Vv. 10-19. A terra tinha que repousar a cada sete anos. Não deveria ser arada e nem semeada; deveriam comer aquilo que a terra produzisse por si mesma, sem ser trabalhada. Esta lei parece ter a intenção de ensinar a dependência da providência divina, e a fidelidade de Deus ao enviar uma provisão maior, quando são aceitas as suas indicações. Também era um tipo do repouso celestial, onde todos os sofrimentos, preocupações e os interesses terrestres cessarão. Todo o respeito pelos deuses pagãos são estritamente proibidos, pois a idolatria era um pecado ao qual os israelitas tinham uma grande inclinação; por esta razão, deveriam eliminar todas as recordações dos deuses pagãos. Pede-se estritamente a presença religiosa solene perante Deus, no lugar que Ele escolhesse. Devem reunir-se na presença do Senhor. Quão bom é o Senhor a quem servimos, que estabeleceu como nosso dever nos regozijarmos em sua presença! Dediquemos a Deus, com prazer, a parte de nosso tempo que Ele nos pede, e consideremos os seus repousos e ordenanças como festas para a nossa alma. Não deveriam apresentar-se com as mãos vazias; assim, agora, nós também não devemos nos apresentar para adorar a Deus com o nosso coração vazio; a nossa alma deve encher-se com santos desejos e consagração a Ele, porque de tais sacrifícios Deus se agrada.
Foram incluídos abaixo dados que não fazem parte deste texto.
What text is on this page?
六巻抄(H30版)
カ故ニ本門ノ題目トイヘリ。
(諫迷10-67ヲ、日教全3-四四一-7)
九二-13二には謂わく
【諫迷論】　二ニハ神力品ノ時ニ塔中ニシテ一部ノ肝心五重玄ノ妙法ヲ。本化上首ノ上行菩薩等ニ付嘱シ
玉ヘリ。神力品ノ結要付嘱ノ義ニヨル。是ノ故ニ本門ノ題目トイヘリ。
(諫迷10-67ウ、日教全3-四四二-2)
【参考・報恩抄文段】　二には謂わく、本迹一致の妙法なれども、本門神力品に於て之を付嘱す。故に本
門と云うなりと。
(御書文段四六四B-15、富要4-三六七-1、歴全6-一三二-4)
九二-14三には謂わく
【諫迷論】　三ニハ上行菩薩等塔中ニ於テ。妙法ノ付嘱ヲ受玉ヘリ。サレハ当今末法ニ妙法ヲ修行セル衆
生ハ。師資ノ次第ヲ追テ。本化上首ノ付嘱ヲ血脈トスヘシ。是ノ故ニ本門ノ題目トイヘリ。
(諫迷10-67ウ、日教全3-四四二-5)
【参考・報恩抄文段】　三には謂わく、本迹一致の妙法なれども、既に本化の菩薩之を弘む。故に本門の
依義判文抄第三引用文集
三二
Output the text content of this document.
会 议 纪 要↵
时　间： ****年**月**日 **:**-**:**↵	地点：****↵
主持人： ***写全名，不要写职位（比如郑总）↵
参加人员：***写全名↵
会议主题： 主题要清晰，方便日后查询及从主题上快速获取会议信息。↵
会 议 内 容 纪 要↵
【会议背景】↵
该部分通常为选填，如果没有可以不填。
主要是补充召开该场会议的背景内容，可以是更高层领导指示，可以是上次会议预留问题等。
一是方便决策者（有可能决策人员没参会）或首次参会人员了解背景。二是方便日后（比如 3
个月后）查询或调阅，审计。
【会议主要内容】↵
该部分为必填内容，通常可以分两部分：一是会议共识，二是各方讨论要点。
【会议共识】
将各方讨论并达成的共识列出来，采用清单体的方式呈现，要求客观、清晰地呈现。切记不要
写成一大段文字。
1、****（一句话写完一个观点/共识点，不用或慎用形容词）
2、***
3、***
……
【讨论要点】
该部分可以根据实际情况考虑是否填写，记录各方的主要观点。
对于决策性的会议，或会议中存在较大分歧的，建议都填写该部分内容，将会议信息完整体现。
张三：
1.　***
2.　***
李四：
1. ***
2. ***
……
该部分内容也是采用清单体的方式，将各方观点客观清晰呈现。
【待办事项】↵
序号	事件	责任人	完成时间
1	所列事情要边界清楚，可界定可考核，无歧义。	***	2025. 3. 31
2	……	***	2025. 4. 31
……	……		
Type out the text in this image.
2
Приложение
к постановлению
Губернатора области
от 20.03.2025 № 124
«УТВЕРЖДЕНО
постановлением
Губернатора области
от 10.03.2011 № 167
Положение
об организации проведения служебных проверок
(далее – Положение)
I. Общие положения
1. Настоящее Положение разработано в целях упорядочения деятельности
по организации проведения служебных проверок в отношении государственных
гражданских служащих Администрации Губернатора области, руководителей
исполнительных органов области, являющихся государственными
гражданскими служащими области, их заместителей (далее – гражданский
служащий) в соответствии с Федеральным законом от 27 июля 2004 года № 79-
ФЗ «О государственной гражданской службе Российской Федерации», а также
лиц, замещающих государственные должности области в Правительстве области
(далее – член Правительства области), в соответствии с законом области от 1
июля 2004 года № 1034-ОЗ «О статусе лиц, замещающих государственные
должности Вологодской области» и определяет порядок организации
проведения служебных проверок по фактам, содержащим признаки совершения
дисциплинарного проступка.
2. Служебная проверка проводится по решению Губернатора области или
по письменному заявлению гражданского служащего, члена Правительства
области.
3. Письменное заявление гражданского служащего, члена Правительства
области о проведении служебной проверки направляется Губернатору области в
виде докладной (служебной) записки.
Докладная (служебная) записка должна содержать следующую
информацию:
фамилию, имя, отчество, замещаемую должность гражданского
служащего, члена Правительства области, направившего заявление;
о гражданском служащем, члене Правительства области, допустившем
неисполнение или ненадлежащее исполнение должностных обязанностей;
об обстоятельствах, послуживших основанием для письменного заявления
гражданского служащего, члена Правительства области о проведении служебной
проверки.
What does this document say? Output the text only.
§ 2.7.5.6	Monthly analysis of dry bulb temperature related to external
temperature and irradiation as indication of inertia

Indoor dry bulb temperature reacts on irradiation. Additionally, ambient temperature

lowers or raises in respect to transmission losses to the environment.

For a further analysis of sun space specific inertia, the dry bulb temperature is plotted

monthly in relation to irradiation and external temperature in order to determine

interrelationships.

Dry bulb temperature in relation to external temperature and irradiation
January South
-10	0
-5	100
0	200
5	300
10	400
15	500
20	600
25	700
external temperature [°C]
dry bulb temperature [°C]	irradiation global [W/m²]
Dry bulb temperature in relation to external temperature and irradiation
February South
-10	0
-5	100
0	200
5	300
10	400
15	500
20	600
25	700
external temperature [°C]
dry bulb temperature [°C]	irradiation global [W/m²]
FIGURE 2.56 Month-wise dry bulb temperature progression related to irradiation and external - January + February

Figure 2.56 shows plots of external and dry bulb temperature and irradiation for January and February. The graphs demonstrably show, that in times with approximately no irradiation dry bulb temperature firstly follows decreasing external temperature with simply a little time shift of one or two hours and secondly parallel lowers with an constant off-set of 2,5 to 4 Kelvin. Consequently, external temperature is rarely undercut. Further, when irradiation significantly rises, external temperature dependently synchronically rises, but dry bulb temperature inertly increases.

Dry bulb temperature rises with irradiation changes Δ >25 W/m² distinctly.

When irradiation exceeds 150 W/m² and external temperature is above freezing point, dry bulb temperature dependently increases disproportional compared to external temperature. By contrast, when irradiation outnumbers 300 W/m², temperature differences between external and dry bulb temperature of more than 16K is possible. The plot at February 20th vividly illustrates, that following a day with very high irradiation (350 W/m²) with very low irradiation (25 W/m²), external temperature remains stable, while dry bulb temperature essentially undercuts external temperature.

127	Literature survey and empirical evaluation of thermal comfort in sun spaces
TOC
Vv. 20-33. Nesta passagem, promete-se que eles serão guiados e guardados em seu caminho pelo deserto, em direção à terra prometida. "Eis aqui envio o meu Anjo diante de ti". O preceito unido a esta promessa, é que sejam obedientes a este Anjo que Deus envia diante deles. Cristo é o Anjo de Jeová; isto é claramente ensinado por Paulo em 1 Coríntios 10.9. Os israelitas deveriam estabelecer-se confortavelmente em Canaã. Quão razoáveis são as condições desta promessa: que sirvam ao único Deus verdadeiro, e não aos deuses das nações, que de modo algum são deuses. Quão ricos são os detalhes desta promessa! O consolo de seu alimento, a continuidade de sua saúde, o aumento de sua riqueza, o prolongamento de suas vidas até uma idade avançada. Assim a piedade possui a promessa desta vida presente. É prometido que eles subjugarão os seus inimigos. Bandos de vespas abriram caminho às hostes de Israel; Deus pode usar ínfimas criaturas para castigar os inimigos de seu povo, com verdadeira bondade para a Igreja, os inimigos são vencidos pouco a pouco. Assim nos mantemos em guarda e em contínua dependência de Deus. As corrupções saem do coração do povo de Deus não de uma só vez, mas pouco a pouco. O preceito desta promessa é que eles não deveriam ter amizade com os idólatras. Aqueles que se mantêm fora dos caminhos perigosos devem evitar as más companhias. É perigoso viver entre os ímpios; seus pecados podem ser um laço para nós. O maior perigo vem daqueles que nos fariam pecar contra Deus.